This topic describes how to use SQLTask and Tunnel to export a large amount of data.

SQLTask

SQLTask is an SQL class of the MaxCompute Java SDK. By using SQLTask, you can easily run SQL statements and obtain the returned results. For more information about SQLTask, see Java SDK.

The SQLTask.getResult(i) method returns a list. When running an SQL statement, you can use this method repeatedly to obtain the complete SQL computation result. However, this method has limits. Currently, the SELECT statement can return a maximum of 10,000 data entries to MaxCompute Console. For more information, see the valid values of READ_TABLE_MAX_ROW in Project operations. That is, if you run the SELECT statement in MaxCompute Console or by using SQLTask, you limit the number of data entries to return in each query result to 10,000. If you use the CREATE TABLE XX AS SELECT or INSERT INTO/OVERWRITE TABLE statement to insert the query result into a table, the number of data entries to return is not limited.

Tunnel

If the query result to be exported is all data in a table or a specific partition, you can use the Tunnel command-line tool to export all data at a time. MaxCompute provides the Tunnel command-line tool and Tunnel SDK. For more information, see Tunnel commands and Tunnel overview.

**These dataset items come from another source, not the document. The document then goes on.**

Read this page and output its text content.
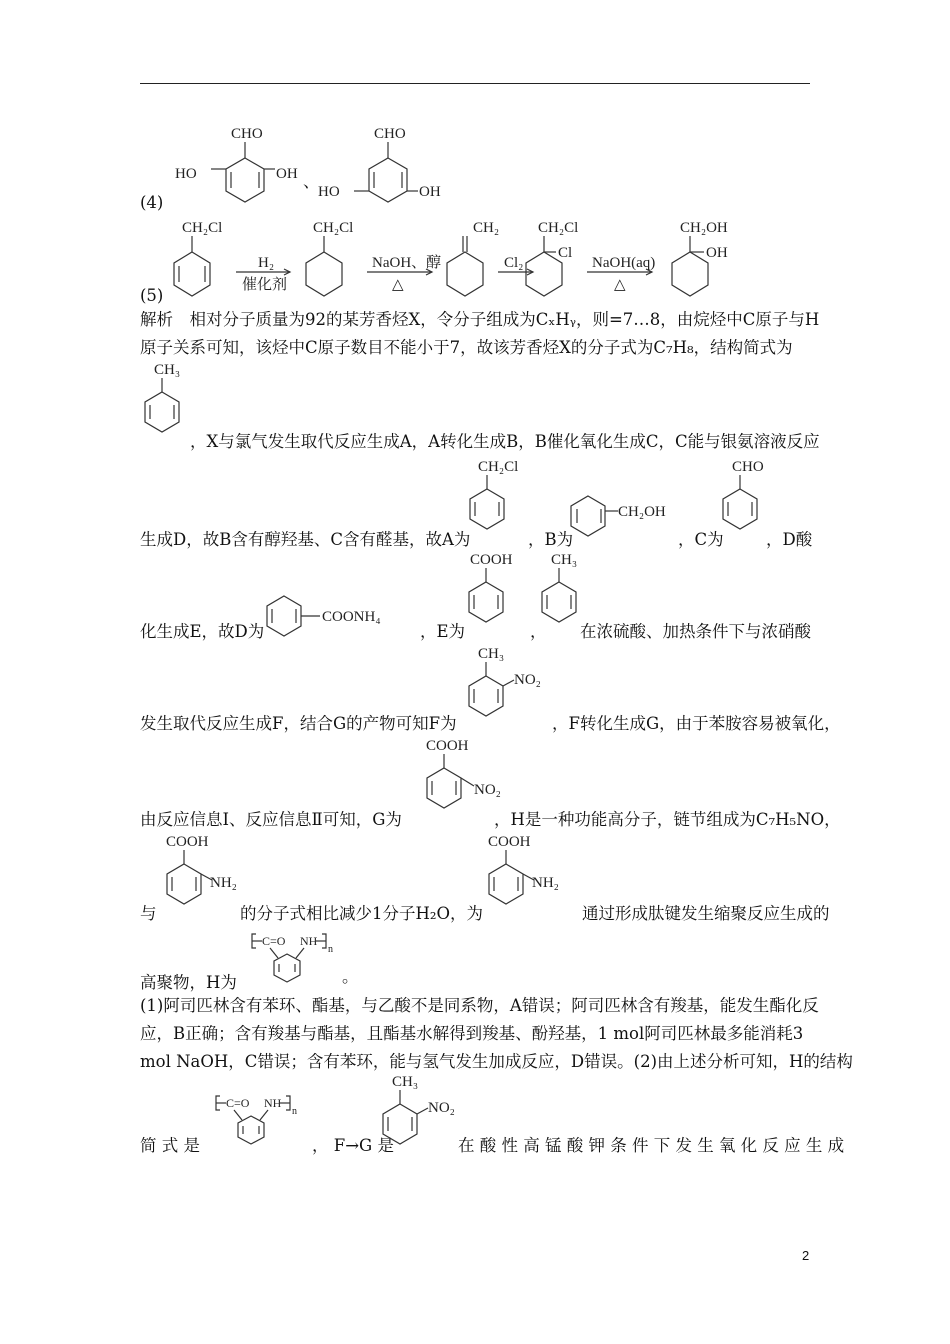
CHO
HO	OH 、
CHO
HO	OH
(4)
CH₂Cl
H₂
催化剂
CH₂Cl
NaOH、醇
△
CH₂
Cl₂
CH₂Cl
Cl
NaOH(aq)
△
CH₂OH
OH
(5)
解析　相对分子质量为92的某芳香烃X，令分子组成为CₓHᵧ，则=7…8，由烷烃中C原子与H
原子关系可知，该烃中C原子数目不能小于7，故该芳香烃X的分子式为C₇H₈，结构简式为
CH₃
，X与氯气发生取代反应生成A，A转化生成B，B催化氧化生成C，C能与银氨溶液反应
生成D，故B含有醇羟基、C含有醛基，故A为
CH₂Cl
，B为
CH₂OH
，C为
CHO
，D酸
化生成E，故D为
COONH₄
，E为
COOH
，
CH₃
在浓硫酸、加热条件下与浓硝酸
发生取代反应生成F，结合G的产物可知F为
CH₃
NO₂
，F转化生成G，由于苯胺容易被氧化，
由反应信息Ⅰ、反应信息Ⅱ可知，G为
COOH
NO₂
，H是一种功能高分子，链节组成为C₇H₅NO，
COOH
NH₂
与	的分子式相比减少1分子H₂O，为
COOH
NH₂
通过形成肽键发生缩聚反应生成的
C=O NH
n
高聚物，H为	。
(1)阿司匹林含有苯环、酯基，与乙酸不是同系物，A错误；阿司匹林含有羧基，能发生酯化反
应，B正确；含有羧基与酯基，且酯基水解得到羧基、酚羟基，1 mol阿司匹林最多能消耗3
mol NaOH，C错误；含有苯环，能与氢气发生加成反应，D错误。(2)由上述分析可知，H的结构
简 式 是
C=O NH
n
， F→G 是
CH₃
NO₂
在 酸 性 高 锰 酸 钾 条 件 下 发 生 氧 化 反 应 生 成
2
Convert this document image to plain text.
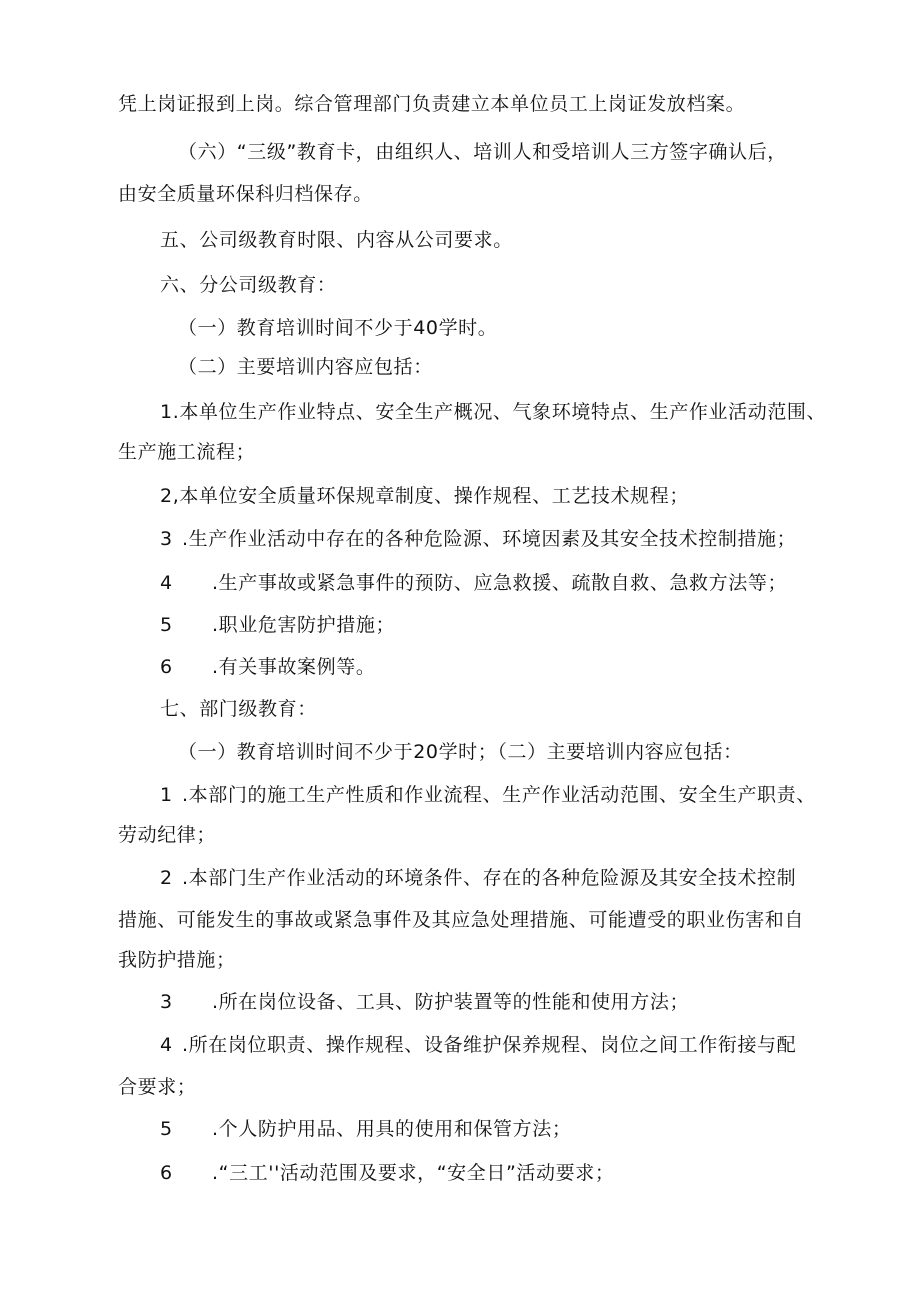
凭上岗证报到上岗。综合管理部门负责建立本单位员工上岗证发放档案。
（六）“三级”教育卡，由组织人、培训人和受培训人三方签字确认后，
由安全质量环保科归档保存。
五、公司级教育时限、内容从公司要求。
六、分公司级教育：
（一）教育培训时间不少于40学时。
（二）主要培训内容应包括：
1.本单位生产作业特点、安全生产概况、气象环境特点、生产作业活动范围、
生产施工流程；
2,本单位安全质量环保规章制度、操作规程、工艺技术规程；
3 .生产作业活动中存在的各种危险源、环境因素及其安全技术控制措施；
4	.生产事故或紧急事件的预防、应急救援、疏散自救、急救方法等；
5	.职业危害防护措施；
6	.有关事故案例等。
七、部门级教育：
（一）教育培训时间不少于20学时；（二）主要培训内容应包括：
1 .本部门的施工生产性质和作业流程、生产作业活动范围、安全生产职责、
劳动纪律；
2 .本部门生产作业活动的环境条件、存在的各种危险源及其安全技术控制
措施、可能发生的事故或紧急事件及其应急处理措施、可能遭受的职业伤害和自
我防护措施；
3	.所在岗位设备、工具、防护装置等的性能和使用方法；
4 .所在岗位职责、操作规程、设备维护保养规程、岗位之间工作衔接与配
合要求；
5	.个人防护用品、用具的使用和保管方法；
6	.“三工''活动范围及要求，“安全日”活动要求；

For example, use the Tunnel command-line tool to export data as follows:
>tunnel d wc_out c:\wc_out.dat;
2017-12-16 19:32:08  -  new session: 201712161932082dxxxxx     total lines: 3
2017-12-16 19:32:08  -  file [0]: [0, 3), c:\wc_out.dat
downloading 3 records into 1 file
2017-12-16 19:32:08  -  file [0] start
2017-12-16 19:32:08  -  file [0] OK. total: 21 bytes
download OK

Export more than 10,000 data entries by using SQLTask and Tunnel

SQLTask cannot process more than 10,000 data entries, but Tunnel can. Therefore, you can use SQLTask and Tunnel together to export a large amount of data. Use the following sample code:
private static final String accessId = "userAccessId";
private static final String accessKey = "userAccessKey";
private static final String endPoint = "http://service.cn-shanghai.maxcompute.aliyun.com/api";
private static final String project = "userProject";
private static final String sql = "userSQL";
private static final String table = "Tmp_" + UUID.randomUUID().toString().replace("-", "_");// Use a random string as the name of a temporary table for storing the exported data.
private static final Odps odps = getOdps();
public static void main(String[] args) {
    System.out.println(table);
    runSql();
    tunnel();
}
/*
     * Download the query result returned by using SQLTask.
     * */
private static void tunnel() {
    TableTunnel tunnel = new TableTunnel(odps);
    try {
        DownloadSession downloadSession = tunnel.createDownloadSession(project, table);
        System.out.println("Session Status is : "+ downloadSession.getStatus().toString());
        long count = downloadSession.getRecordCount();
        System.out.println("RecordCount is: " + count);
        RecordReader recordReader = downloadSession.openRecordReader(0, count);
        Record record;
        while ((record = recordReader.read()) ! = null) {
            consumeRecord(record, downloadSession.getSchema());
        }
        recordReader.close();
    } catch (TunnelException e) {
        e.printStackTrace();
    } catch (IOException e1) {
        e1.printStackTrace();
    }
}
/*
     * Save the data.
     * If only a small amount of data is returned, you can display the query result and copy the data. In actual scenarios, you can also use the java.io package to write data to a local file or a file on the remote server to save the query result.
     * */
private static void consumeRecord(Record record, TableSchema schema) {
    System.out.println(record.getString("username")+","+record.getBigint("cnt"));
}
/*
     * Run the SQL statement and save the query result as a temporary table so that you can use Tunnel to download data.
     * Set the lifecycle of the saved data to only one day. If the data fails to be deleted, it does not occupy too much storage space.
     * */
private static void runSql() {
    Instance i;
    StringBuilder sb = new StringBuilder("Create Table ").append(table)
        .append(" lifecycle 1 as ").append(sql);
    try {
        System.out.println(sb.toString());
        i = SQLTask.run(getOdps(), sb.toString());
        i.waitForSuccess();
    } catch (OdpsException e) {
        e.printStackTrace();
    }
}
/*
     * Initialize the project connection of MaxCompute.
     * */
private static Odps getOdps() {
    Account account = new AliyunAccount(accessId, accessKey);
    Odps odps = new Odps(account);
    odps.setEndpoint(endPoint);
    odps.setDefaultProject(project);
    return odps;
}